Domestic scale efficiency industry value added was up 10.5% based on comparable prices during 1H, with the growth down 1.1 percentage point compared to 1Q, and a drop of 3.8 percentage point compared to the same period of 1H. Fixed assets investment during 1H rose by 20.4% during 1H, with the growth rate down 0.5 percentage point compared to 1Q, and a retreat of 5.2 percentage point compared to the same period last year. Rapidly falling goods prices reflect that inflation problems are not the most emergent that China needs to cope with now, and China needs to take measures to stabilize economic growth instead. China's central bank increased RMB loans by RMB 919.8 billion in June, an increase of RMB 285.9 billion on the YoY basis. China's central bank unexpectedly announced it would lower interest rates July 5th, meaning the bank is not optimistic towards economic outlook. China's economy is experiencing recession, which will last for some time. Macroeconomy is expected pessimistic in 3Q, and will maintain downward track. China's central bank will likely take further stimulus policies in order to stimulate economic growth.

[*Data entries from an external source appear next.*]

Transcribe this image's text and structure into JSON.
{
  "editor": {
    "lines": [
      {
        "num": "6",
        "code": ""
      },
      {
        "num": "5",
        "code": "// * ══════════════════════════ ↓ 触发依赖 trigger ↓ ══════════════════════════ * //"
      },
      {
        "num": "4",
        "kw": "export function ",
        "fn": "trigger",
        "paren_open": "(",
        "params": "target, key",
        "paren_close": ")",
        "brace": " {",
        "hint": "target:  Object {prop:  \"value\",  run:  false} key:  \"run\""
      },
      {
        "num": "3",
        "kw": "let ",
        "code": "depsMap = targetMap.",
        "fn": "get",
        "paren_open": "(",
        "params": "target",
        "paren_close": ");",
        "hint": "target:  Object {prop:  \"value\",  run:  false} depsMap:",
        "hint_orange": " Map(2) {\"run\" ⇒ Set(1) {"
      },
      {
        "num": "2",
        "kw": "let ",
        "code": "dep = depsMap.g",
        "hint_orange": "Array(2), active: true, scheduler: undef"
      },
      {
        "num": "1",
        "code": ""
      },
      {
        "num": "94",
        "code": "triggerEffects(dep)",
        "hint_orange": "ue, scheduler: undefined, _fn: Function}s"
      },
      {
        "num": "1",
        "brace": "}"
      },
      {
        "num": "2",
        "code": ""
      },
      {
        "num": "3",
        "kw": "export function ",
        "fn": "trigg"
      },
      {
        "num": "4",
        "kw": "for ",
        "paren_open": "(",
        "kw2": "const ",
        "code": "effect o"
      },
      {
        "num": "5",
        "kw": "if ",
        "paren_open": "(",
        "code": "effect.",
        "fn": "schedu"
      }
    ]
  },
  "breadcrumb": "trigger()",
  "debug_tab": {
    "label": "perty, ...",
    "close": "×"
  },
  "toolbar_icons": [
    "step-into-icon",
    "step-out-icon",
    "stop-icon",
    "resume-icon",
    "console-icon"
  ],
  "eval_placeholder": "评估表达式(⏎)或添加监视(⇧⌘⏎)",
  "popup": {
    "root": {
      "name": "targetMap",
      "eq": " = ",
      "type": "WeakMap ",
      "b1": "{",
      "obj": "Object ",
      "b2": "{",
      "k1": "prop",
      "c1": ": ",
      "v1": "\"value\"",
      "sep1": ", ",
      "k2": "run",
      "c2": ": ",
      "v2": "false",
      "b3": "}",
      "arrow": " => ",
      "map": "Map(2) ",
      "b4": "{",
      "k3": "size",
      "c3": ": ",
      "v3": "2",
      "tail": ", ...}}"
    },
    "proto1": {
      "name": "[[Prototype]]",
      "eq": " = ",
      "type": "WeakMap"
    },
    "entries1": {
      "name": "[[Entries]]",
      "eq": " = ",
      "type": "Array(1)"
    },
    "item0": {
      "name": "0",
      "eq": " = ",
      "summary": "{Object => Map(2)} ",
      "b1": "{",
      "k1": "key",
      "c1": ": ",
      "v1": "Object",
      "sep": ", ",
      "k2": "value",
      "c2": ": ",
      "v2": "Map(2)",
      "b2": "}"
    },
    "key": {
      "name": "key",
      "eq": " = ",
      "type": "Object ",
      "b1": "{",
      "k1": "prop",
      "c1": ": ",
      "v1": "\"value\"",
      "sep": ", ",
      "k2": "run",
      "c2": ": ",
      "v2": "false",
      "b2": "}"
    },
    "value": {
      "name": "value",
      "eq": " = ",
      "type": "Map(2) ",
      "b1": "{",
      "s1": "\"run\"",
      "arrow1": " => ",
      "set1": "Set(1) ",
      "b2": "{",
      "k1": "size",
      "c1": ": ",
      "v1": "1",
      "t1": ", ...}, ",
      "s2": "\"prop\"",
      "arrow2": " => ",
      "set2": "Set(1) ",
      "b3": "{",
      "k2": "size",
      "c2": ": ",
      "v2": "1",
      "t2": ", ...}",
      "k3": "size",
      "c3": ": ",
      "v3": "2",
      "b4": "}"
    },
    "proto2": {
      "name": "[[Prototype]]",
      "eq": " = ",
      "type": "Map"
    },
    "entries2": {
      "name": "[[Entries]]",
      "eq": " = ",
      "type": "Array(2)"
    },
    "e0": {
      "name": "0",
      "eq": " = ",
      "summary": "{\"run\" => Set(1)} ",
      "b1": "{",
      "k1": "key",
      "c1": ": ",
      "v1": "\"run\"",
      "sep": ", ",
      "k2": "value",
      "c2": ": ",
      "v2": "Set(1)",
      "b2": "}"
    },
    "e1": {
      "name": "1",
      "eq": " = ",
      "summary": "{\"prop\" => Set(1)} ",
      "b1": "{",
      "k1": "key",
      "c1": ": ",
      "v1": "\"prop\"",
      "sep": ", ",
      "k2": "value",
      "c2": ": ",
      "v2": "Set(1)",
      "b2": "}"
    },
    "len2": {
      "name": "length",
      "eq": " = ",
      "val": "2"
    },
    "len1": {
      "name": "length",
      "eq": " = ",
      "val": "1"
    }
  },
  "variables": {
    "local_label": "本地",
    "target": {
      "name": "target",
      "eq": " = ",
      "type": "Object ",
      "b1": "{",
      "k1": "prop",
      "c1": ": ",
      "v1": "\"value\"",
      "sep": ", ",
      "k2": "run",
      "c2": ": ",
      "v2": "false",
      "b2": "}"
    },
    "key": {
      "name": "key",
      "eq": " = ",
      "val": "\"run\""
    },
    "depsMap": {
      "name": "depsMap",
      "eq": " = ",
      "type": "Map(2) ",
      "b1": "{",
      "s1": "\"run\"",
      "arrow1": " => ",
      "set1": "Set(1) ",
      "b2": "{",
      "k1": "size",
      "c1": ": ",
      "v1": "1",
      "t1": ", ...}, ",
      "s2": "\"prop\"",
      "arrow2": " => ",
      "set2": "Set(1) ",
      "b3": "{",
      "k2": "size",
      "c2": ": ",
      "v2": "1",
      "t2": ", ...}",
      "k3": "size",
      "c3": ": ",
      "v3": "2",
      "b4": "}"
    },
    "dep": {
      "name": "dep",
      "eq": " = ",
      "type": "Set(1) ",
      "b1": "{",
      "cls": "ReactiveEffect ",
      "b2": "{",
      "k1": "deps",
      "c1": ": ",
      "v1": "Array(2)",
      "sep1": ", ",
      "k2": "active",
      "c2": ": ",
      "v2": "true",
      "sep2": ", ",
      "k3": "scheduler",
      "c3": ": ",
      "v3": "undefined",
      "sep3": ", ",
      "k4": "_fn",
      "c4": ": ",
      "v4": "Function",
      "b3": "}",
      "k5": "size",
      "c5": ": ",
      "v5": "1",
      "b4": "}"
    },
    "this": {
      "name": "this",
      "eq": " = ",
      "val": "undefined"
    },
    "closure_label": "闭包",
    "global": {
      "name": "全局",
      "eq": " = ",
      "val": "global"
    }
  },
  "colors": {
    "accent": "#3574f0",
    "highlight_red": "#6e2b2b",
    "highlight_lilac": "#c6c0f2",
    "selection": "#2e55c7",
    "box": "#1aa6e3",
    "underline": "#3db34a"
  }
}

The US Federal Reserve announced the minute for June, showing many FOM Committee members believe further stimulus policies should be took by the Fed. But most Fed officials think current policies are favorable, causing expectations of more easing policies by the Fed to decrease and keeping the US dollar index firm. Moody's announced July 13th it will downgrade Italy's rating from A3, to Baa2, and maintain the outlook negative. Moody's said Italy's rating was downgraded owning to Spanish and Greek crisis.
With growing concerns over economic outlook, combined with sliding domestic economy and sluggish consumption, international capital flows to the US dollar for safety haven. Transactions of base metals are now cautious, and Shanghai metals prices should continue to fluctuate weakly.